Trecho de discurso proferido por Mia Couto na abertura do ano letivo
do Instituto Superior de Ciências e Tecnologia de Moçambique:
“A
pressa em mostrar que não se é pobre é, em si mesma, um atestado de
pobreza. A nossa pobreza não pode ser motivo de ocultação. Quem deve
sentir vergonha não é o pobre mas quem cria pobreza.
Vivemos
hoje uma atabalhoada preocupação em exibirmos falsos sinais de riqueza.

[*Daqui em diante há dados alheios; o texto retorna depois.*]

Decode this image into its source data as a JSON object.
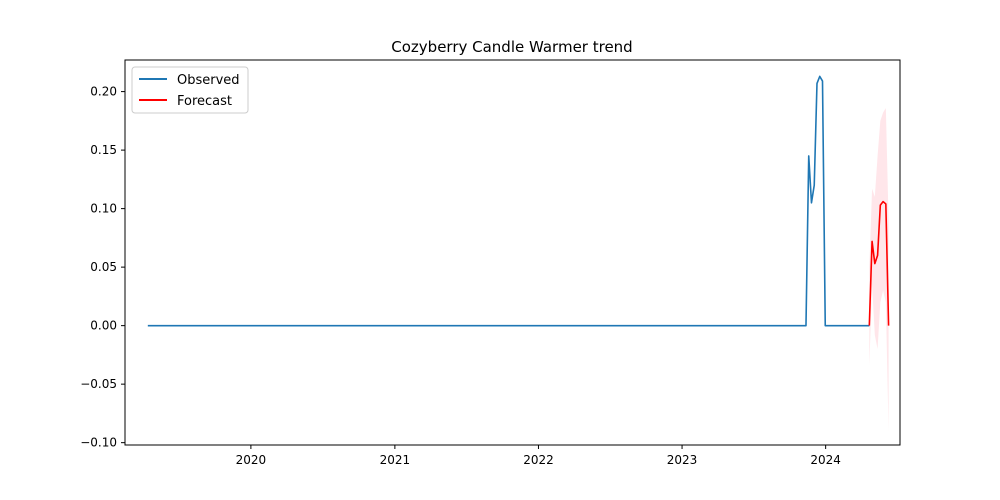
{
  "chart_data": {
    "type": "line",
    "title": "Cozyberry Candle Warmer trend",
    "xlabel": "",
    "ylabel": "",
    "x_ticks": [
      "2020",
      "2021",
      "2022",
      "2023",
      "2024"
    ],
    "y_ticks": [
      "0.20",
      "0.15",
      "0.10",
      "0.05",
      "0.00",
      "−0.05",
      "−0.10"
    ],
    "xlim": [
      "2019-02-15",
      "2024-07-08"
    ],
    "ylim": [
      -0.102,
      0.227
    ],
    "legend": {
      "position": "top-left"
    },
    "grid": false,
    "series": [
      {
        "name": "Observed",
        "color": "#1f77b4",
        "points": [
          [
            "2019-04-14",
            0.0
          ],
          [
            "2023-11-12",
            0.0
          ],
          [
            "2023-11-19",
            0.145
          ],
          [
            "2023-11-26",
            0.105
          ],
          [
            "2023-12-03",
            0.12
          ],
          [
            "2023-12-10",
            0.207
          ],
          [
            "2023-12-17",
            0.213
          ],
          [
            "2023-12-24",
            0.209
          ],
          [
            "2023-12-31",
            0.0
          ],
          [
            "2024-04-21",
            0.0
          ]
        ]
      },
      {
        "name": "Forecast",
        "color": "#ff0000",
        "points": [
          [
            "2024-04-21",
            0.0
          ],
          [
            "2024-04-28",
            0.072
          ],
          [
            "2024-05-05",
            0.053
          ],
          [
            "2024-05-12",
            0.06
          ],
          [
            "2024-05-19",
            0.103
          ],
          [
            "2024-05-26",
            0.106
          ],
          [
            "2024-06-02",
            0.104
          ],
          [
            "2024-06-09",
            0.0
          ]
        ],
        "interval_color": "#ffc0cb",
        "interval": [
          [
            "2024-04-21",
            -0.034,
            0.05
          ],
          [
            "2024-04-28",
            0.035,
            0.117
          ],
          [
            "2024-05-05",
            -0.008,
            0.11
          ],
          [
            "2024-05-12",
            -0.02,
            0.145
          ],
          [
            "2024-05-19",
            0.02,
            0.175
          ],
          [
            "2024-05-26",
            0.03,
            0.182
          ],
          [
            "2024-06-02",
            0.02,
            0.186
          ],
          [
            "2024-06-09",
            -0.09,
            0.09
          ]
        ]
      }
    ]
  }
}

Criou-se a ideia que o estatuto do cidadão nasce dos sinais que o
diferenciam dos mais pobres.
Recordo-me que certa vez entendi
comprar uma viatura em Maputo. Quando o vendedor reparou no carro que eu
tinha escolhido quase lhe deu um ataque. “Mas esse, senhor Mia, o
senhor necessita de uma viatura compatível”. O termo é curioso:
“compatível”.
Estamos vivendo num palco de teatro e de
representações: uma viatura já é não um objeto funcional. É um
passaporte para um estatuto de importância, uma fonte de vaidades. O
carro converteu-se num motivo de idolatria, numa espécie de santuário,
numa verdadeira obsessão promocional.
Esta doença, esta religião
que se podia chamar viaturolatria atacou desde o dirigente do Estado ao
menino da rua. Um miúdo que não sabe ler é capaz de conhecer a marca e
os detalhes todos dos modelos de viaturas. É triste que o horizonte de
ambições seja tão vazio e se reduza ao brilho de uma marca de automóvel.
É urgente que as nossas escolas exaltem a humildade e a simplicidade como valores positivos.
A
arrogância e o exibicionismo não são, como se pretende, emanações de
alguma essência da cultura africana do poder. São emanações de quem toma
a embalagem pelo conteúdo.”
Este discurso fora integralmente publicado na obra “E se Obama fosse africano?”